MORGANTOWN, W.Va. — Dr. Jaschar Shakuri-Rad, a urologist at the Mon Health Medical Center in Morgantown, has carried out enough procedures to know that most of his patients would rather be just about anywhere else.
And Shakuri-Rad now has a way to help them do just that.
Rather than staring at the ceiling, doing their best to think about their favorite vacation spot or the greatest triumphs of their favorite sports team, patients who request them can slip on virtual reality goggles and be transported to places far beyond the sterility and stress of a hospital.
They can look at art, wander down Morgantown streets, slip inside West Virginia University’s Milan Puskar Stadium, or appreciate gently falling raindrops. Developed by Morgantown native Benjamin Gleitzman, who is also the chief technology officer of the online Healing Museum, the Mon Health Center puts its virtual reality offerings under an umbrella it calls MONA.
Though it might seem a little too much like science fiction for anyone who came of age before the start of the millennium, it’s increasingly being embraced by doctors who want to ease their patients’ anxiety, and by the patients themselves, who find that being distracted when they are arguably at their most vulnerable is not a bad thing.
“Virtual reality can take your mind off things,” Shakuri-Rad explained, pointing out that he prefers virtual reality journeys with a hip-hop beat, but that the soundtrack can be customized to fit each patient’s preferences, and the volume can be adjusted accordingly. “It doesn’t have to change the standard of care. It gets multiple senses involved. It takes you out of that hospital setting.”
It’s not unheard of for some patients to feel dizzy or nauseous after going through the virtual reality experience, but patients can choose which setting and situation best serves their mood and constitution; to be sure, not everyone would find, say, rock climbing or careening on a roller coaster to be the best way to soothe frazzled nerves.
“It’s a customized experience we can tweak in many different ways,” Shakuri-Rad explained.

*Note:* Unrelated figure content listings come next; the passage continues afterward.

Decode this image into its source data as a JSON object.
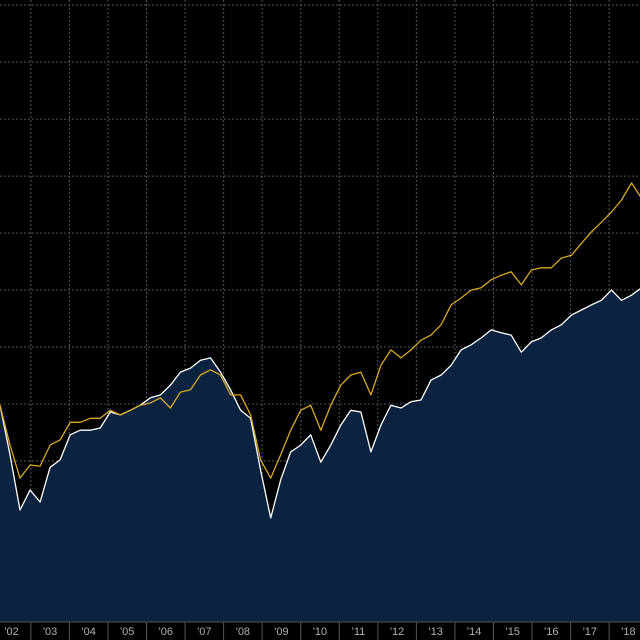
{
  "chart_data": {
    "type": "line",
    "x": [
      2002.2,
      2002.46,
      2002.72,
      2002.98,
      2003.24,
      2003.5,
      2003.76,
      2004.02,
      2004.28,
      2004.54,
      2004.8,
      2005.06,
      2005.32,
      2005.58,
      2005.84,
      2006.1,
      2006.36,
      2006.62,
      2006.88,
      2007.14,
      2007.4,
      2007.66,
      2007.92,
      2008.18,
      2008.44,
      2008.7,
      2008.96,
      2009.22,
      2009.48,
      2009.74,
      2010.0,
      2010.26,
      2010.52,
      2010.78,
      2011.04,
      2011.3,
      2011.56,
      2011.82,
      2012.08,
      2012.34,
      2012.6,
      2012.86,
      2013.12,
      2013.38,
      2013.64,
      2013.9,
      2014.16,
      2014.42,
      2014.68,
      2014.94,
      2015.2,
      2015.46,
      2015.72,
      2015.98,
      2016.24,
      2016.5,
      2016.76,
      2017.02,
      2017.28,
      2017.54,
      2017.8,
      2018.06,
      2018.32,
      2018.58,
      2018.84
    ],
    "series": [
      {
        "color": "#ffffff",
        "fill": "#0b2340",
        "area": true,
        "values": [
          39.8,
          31.1,
          21.4,
          24.9,
          22.8,
          28.9,
          30.2,
          34.6,
          35.4,
          35.4,
          35.8,
          38.6,
          38.1,
          38.9,
          39.8,
          41.1,
          41.6,
          43.3,
          45.6,
          46.3,
          47.7,
          48.1,
          45.6,
          42.5,
          38.9,
          37.5,
          28.4,
          20.0,
          26.7,
          31.6,
          32.8,
          34.6,
          29.8,
          32.8,
          36.3,
          38.9,
          38.6,
          31.6,
          36.3,
          39.8,
          39.3,
          40.4,
          40.7,
          44.2,
          45.1,
          46.8,
          49.5,
          50.4,
          51.6,
          53.0,
          52.5,
          52.1,
          49.1,
          50.9,
          51.6,
          53.0,
          53.9,
          55.6,
          56.5,
          57.4,
          58.2,
          60.0,
          58.2,
          59.1,
          60.4
        ]
      },
      {
        "color": "#d9a920",
        "values": [
          39.8,
          32.8,
          27.0,
          29.3,
          29.1,
          32.8,
          33.7,
          36.8,
          36.8,
          37.5,
          37.5,
          38.9,
          38.1,
          38.9,
          39.8,
          40.2,
          41.1,
          39.3,
          42.1,
          42.5,
          45.1,
          46.0,
          45.1,
          41.6,
          41.6,
          38.1,
          30.2,
          27.0,
          31.1,
          35.4,
          38.9,
          39.8,
          35.4,
          39.8,
          43.3,
          45.1,
          45.6,
          41.6,
          46.8,
          49.5,
          48.1,
          49.5,
          51.2,
          52.1,
          53.9,
          57.4,
          58.6,
          60.0,
          60.4,
          61.8,
          62.6,
          63.2,
          60.9,
          63.5,
          63.9,
          63.9,
          65.6,
          66.1,
          68.2,
          70.2,
          71.9,
          73.7,
          75.8,
          78.8,
          76.1
        ]
      }
    ],
    "xlim": [
      2002.2,
      2018.8
    ],
    "xticks": [
      {
        "value": 2002.5,
        "label": "'02"
      },
      {
        "value": 2003.5,
        "label": "'03"
      },
      {
        "value": 2004.5,
        "label": "'04"
      },
      {
        "value": 2005.5,
        "label": "'05"
      },
      {
        "value": 2006.5,
        "label": "'06"
      },
      {
        "value": 2007.5,
        "label": "'07"
      },
      {
        "value": 2008.5,
        "label": "'08"
      },
      {
        "value": 2009.5,
        "label": "'09"
      },
      {
        "value": 2010.5,
        "label": "'10"
      },
      {
        "value": 2011.5,
        "label": "'11"
      },
      {
        "value": 2012.5,
        "label": "'12"
      },
      {
        "value": 2013.5,
        "label": "'13"
      },
      {
        "value": 2014.5,
        "label": "'14"
      },
      {
        "value": 2015.5,
        "label": "'15"
      },
      {
        "value": 2016.5,
        "label": "'16"
      },
      {
        "value": 2017.5,
        "label": "'17"
      },
      {
        "value": 2018.5,
        "label": "'18"
      }
    ],
    "xgrid": [
      2003,
      2004,
      2005,
      2006,
      2007,
      2008,
      2009,
      2010,
      2011,
      2012,
      2013,
      2014,
      2015,
      2016,
      2017,
      2018
    ],
    "ylim": [
      1.75,
      110.9
    ],
    "yticks": [
      10,
      20,
      30,
      40,
      50,
      60,
      70,
      80,
      90,
      100,
      110
    ],
    "grid": true
  }
}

In 2018, The Washington Post reported on the use of virtual reality during childbirth, chemotherapy, kidney dialysis or wound treatment. Virtual reality as a therapeutic tool was first considered about two decades ago, but the bulky equipment of the late 1990s made it impractical. Lower costs and greater comfort have led such marquee institutions as Boston’s Children’s Hospital and Cedars-Sinai Medical Center in Los Angeles to make virtual reality a part of their treatment regimen.
Doctors also say that virtual reality can help ease the opioid epidemic by deflecting attention away from pain. That means doctors might be able to avoid prescribing painkillers altogether, or at least prescribe them in lower dosages.
Theresa McSherry, a nurse practitioner in Portland, Ore., told The Washington Post, “VR is not going to resolve the opioid crisis, but it’s useful to have in our toolbox to help people be less dependent on medication in the early stages. This is a tool with potential to teach pain desensitization and coping that may allow a burn survivor to return to a better functional status.”
While virtual reality is not pushed on patients, none have refused it, Shakuri-Rad said. The Mon Health Medical Center plans on expanding the use of virtual reality into its infusion center and other departments.
“We’re treating the mind, body and spirit,” Shakuri-Rad said.